Wem soll man vertrauen bei Prognosen über das Klima? In den Medien wird viel darüber erzählt, aber die einzelnen Medien enthalten so viele Widersprüche in sich, dass sie sich selbst unglaubwürdig machen. So stellt unser Regionalfernsehprogramm beispielhafte Initiativen wie „Unverpackt-Läden“ oder junge Baumpflanzer usw. vor. Der gleiche Sender aber gerät außer sich vor Begeisterung, wenn vier Kreuzfahrtschiffe an einem Tag in Warnemünde anlegen. Und sie jammern, wie viel weniger Einnahmen Geschäftsleute haben, wenn wegen des Corona-Virus eine Messe ausfällt. Die Kirchenzeitung lässt verkünden: man solle statt nach Mallorca zu fliegen an die Ostsee fahren und bringt genau in dieser Ausgabe eine Einladung zur „Leserreise“, die mehrere Flüge einschließt. Der Deutschlandfunk macht ganze Sendungen, in denen „Klimaschonendes“ besprochen wird, lässt man ihn aber noch eine Weile weiter dudeln, dann ist auf einmal die Wirtschaftssendung dran, und da ist nichts mehr mit Klima. Da werden alle Dax-Verluste mit Entsetzen berichtet. Dass die große Autoproduktion wegen des Corona-Virus ins Stocken geraten ist, wird als ein nicht wieder gut zu machender Verlust betrauert. Es wird nicht einmal eine Ahnung eines Gedanken daran verschwendet, dass man es für verrückt halten könnte, dass Autos aus Teilen, die in Ländern rund um den Globus produziert werden, zusammen gebaut und die einzelnen Elemente mehrmals hin und her quer durch Europa transportiert werden. Heute hörte ich, welch hohe Anzahl von Flügen ausfallen und wie schlecht das für die Aktien der Fluggesellschaften sei. Jeder, der den Klimawandel ernst nimmt, müsste doch in Jubel ausbrechen. Man könnte sogar diese Gelegenheit als Anlass ansehen, zu prüfen, wie viele Flüge für alle Zeit reduziert und gestrichen werden können. Ich kann mir diese Vorgehensweise der Medien nur mit einer Art von Schizophrenie erklären: wenn Klimawandel dran ist, dann kämpfen wir gegen den Klimawandel, wenn Wirtschaft dran ist, dann stehen wir voll hinter einer ungebremsten Wirtschaft. Zusammenhänge scheint zumindest in den öffentlichen Medien niemand wahrzunehmen.

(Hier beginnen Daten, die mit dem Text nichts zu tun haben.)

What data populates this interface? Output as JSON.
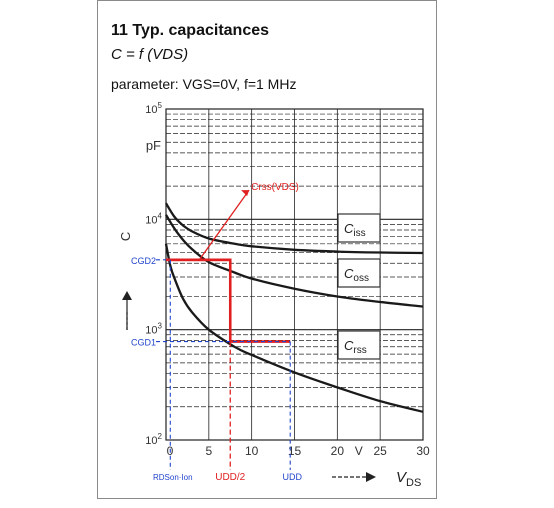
{
  "header": {
    "title": "11 Typ. capacitances",
    "formula": "C = f (VDS)",
    "parameter": "parameter: VGS=0V, f=1 MHz"
  },
  "chart_data": {
    "type": "line",
    "yscale": "log",
    "ylabel": "C",
    "yunit": "pF",
    "xlabel": "VDS",
    "xunit": "V",
    "xlim": [
      0,
      30
    ],
    "ylim": [
      100,
      100000
    ],
    "xticks": [
      0,
      5,
      10,
      15,
      20,
      25,
      30
    ],
    "yticks": [
      {
        "value": 100,
        "label": "10 2"
      },
      {
        "value": 1000,
        "label": "10 3"
      },
      {
        "value": 10000,
        "label": "10 4"
      },
      {
        "value": 100000,
        "label": "10 5"
      }
    ],
    "grid": true,
    "series": [
      {
        "name": "Ciss",
        "x": [
          0,
          1,
          2,
          3,
          5,
          8,
          10,
          15,
          20,
          25,
          30
        ],
        "y": [
          14000,
          10500,
          8800,
          7800,
          6700,
          6000,
          5700,
          5300,
          5100,
          5000,
          4950
        ]
      },
      {
        "name": "Coss",
        "x": [
          0,
          1,
          2,
          3,
          5,
          8,
          10,
          15,
          20,
          25,
          30
        ],
        "y": [
          11000,
          8200,
          6500,
          5400,
          4100,
          3300,
          2900,
          2350,
          2000,
          1780,
          1620
        ]
      },
      {
        "name": "Crss",
        "x": [
          0,
          0.5,
          1,
          2,
          3,
          5,
          8,
          10,
          15,
          20,
          25,
          30
        ],
        "y": [
          6000,
          3800,
          2900,
          1900,
          1450,
          1000,
          700,
          590,
          410,
          300,
          225,
          180
        ]
      }
    ],
    "annotations": {
      "crss_vds": "Crss(VDS)",
      "cgd2": "CGD2",
      "cgd1": "CGD1",
      "rdson": "RDSon·Ion",
      "udd_half": "UDD/2",
      "udd": "UDD"
    },
    "model": {
      "red": {
        "x": [
          0,
          7.5,
          7.5,
          14.5
        ],
        "y": [
          4300,
          4300,
          780,
          780
        ]
      },
      "crss_marker": {
        "x": 3.8,
        "y": 4200
      },
      "crss_label": {
        "x": 10.4,
        "y": 20000
      },
      "blue": {
        "x_rdson": 0.5,
        "x_udd_half": 7.5,
        "x_udd": 14.5,
        "cgd2": 4300,
        "cgd1": 780
      }
    },
    "colors": {
      "curve": "#1a1a1a",
      "grid": "#222222",
      "model": "#e02020",
      "blue": "#2244cc"
    },
    "curve_labels": [
      {
        "label": "Ciss",
        "main": "C",
        "sub": "iss",
        "series": "Ciss"
      },
      {
        "label": "Coss",
        "main": "C",
        "sub": "oss",
        "series": "Coss"
      },
      {
        "label": "Crss",
        "main": "C",
        "sub": "rss",
        "series": "Crss"
      }
    ]
  }
}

Mittwoch, 26. Februar 2020

Ein Sommererlebnis oder: wie alles immer schlimmer wird

In L. hatten wir mit Christine und ihrem Vater beim Mittag zusammen gesessen. Die Rede kam darauf, wie „alles immer schlimmer wird“. Da waren sich beide einig. Besonders die Gier nach Geld, die Selbstbezogenheit, der entschwundene Zusammenhalt unter den Menschen. Jeder denkt nur noch an sich und an seinen Vorteil.

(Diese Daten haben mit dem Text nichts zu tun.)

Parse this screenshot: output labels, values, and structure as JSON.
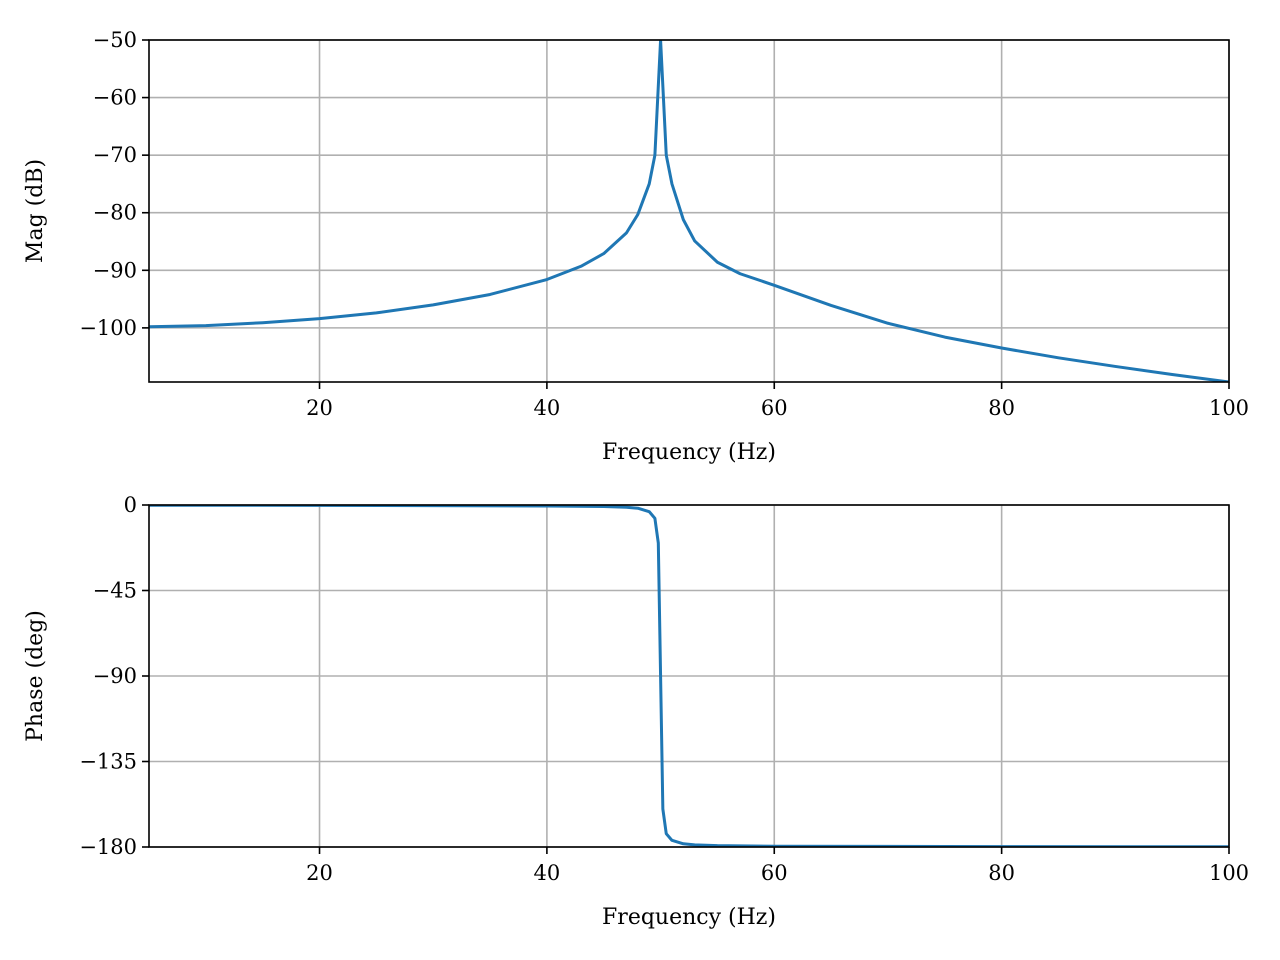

Ich hatte den Wunsch geäußert, mit dem Rad nach Wollenhagen zu fahren, wo es mir vor neun Jahren gut gefallen hatte. Christine hatte angerufen, und Herr M. samt seiner neuen Frau luden uns zum Kaffeetrinken ein. Sie backten extra eine Erdbeertorte von den selbst angebauten Erdbeeren. Etwa 1 ½ Stunden waren wir da beim intensiven Plaudern. In der Zeit kamen zwei mal Nachbarinnen vorbei. Die eine brachte befruchtete Hühnereier zum Setzen für die Glucke. Die andere brachte Schiffskarten für Ehepaar M. Diese Frau hatte – zusätzlich zu ihrem Haus in Wollenhagen, wo es so abgelegen und verwunschen ist, wie man es sich kaum vorstellen kann -, auch noch ein Haus in Norwegen, denn sie ist mit einem Norweger verheiratet. Sie führen eine Ehe, die in den verschiedenen Ländern stattfindet. Ihre behinderte Tochter hatte sie dabei. Die war ein Pflegekind, denn neben Haus in Wollenhagen und in Norwegen betreute die Frau Pflegekinder. Jedenfalls hatte sie Ehepaar M. zu einer gemeinsamen Reise zu sich nach Norwegen in ihr Haus eingeladen. Eifrig wurde alles besprochen und beschwatzt.

kloster-Medium-

Die Diskrepanz zum Lamentieren darüber „wie schlimm alles sei und wie jeder nur an sich selbst denkt“ fiel niemanden auf.

PS: Falls sich jemand fragt, was hat das mit dem Titel des Blogs „Im Luftreich des Traums“ zu tun? Man kann sich auch in einem bösen Traum wähnen, während die Wirklichkeit ganz angenehm ist.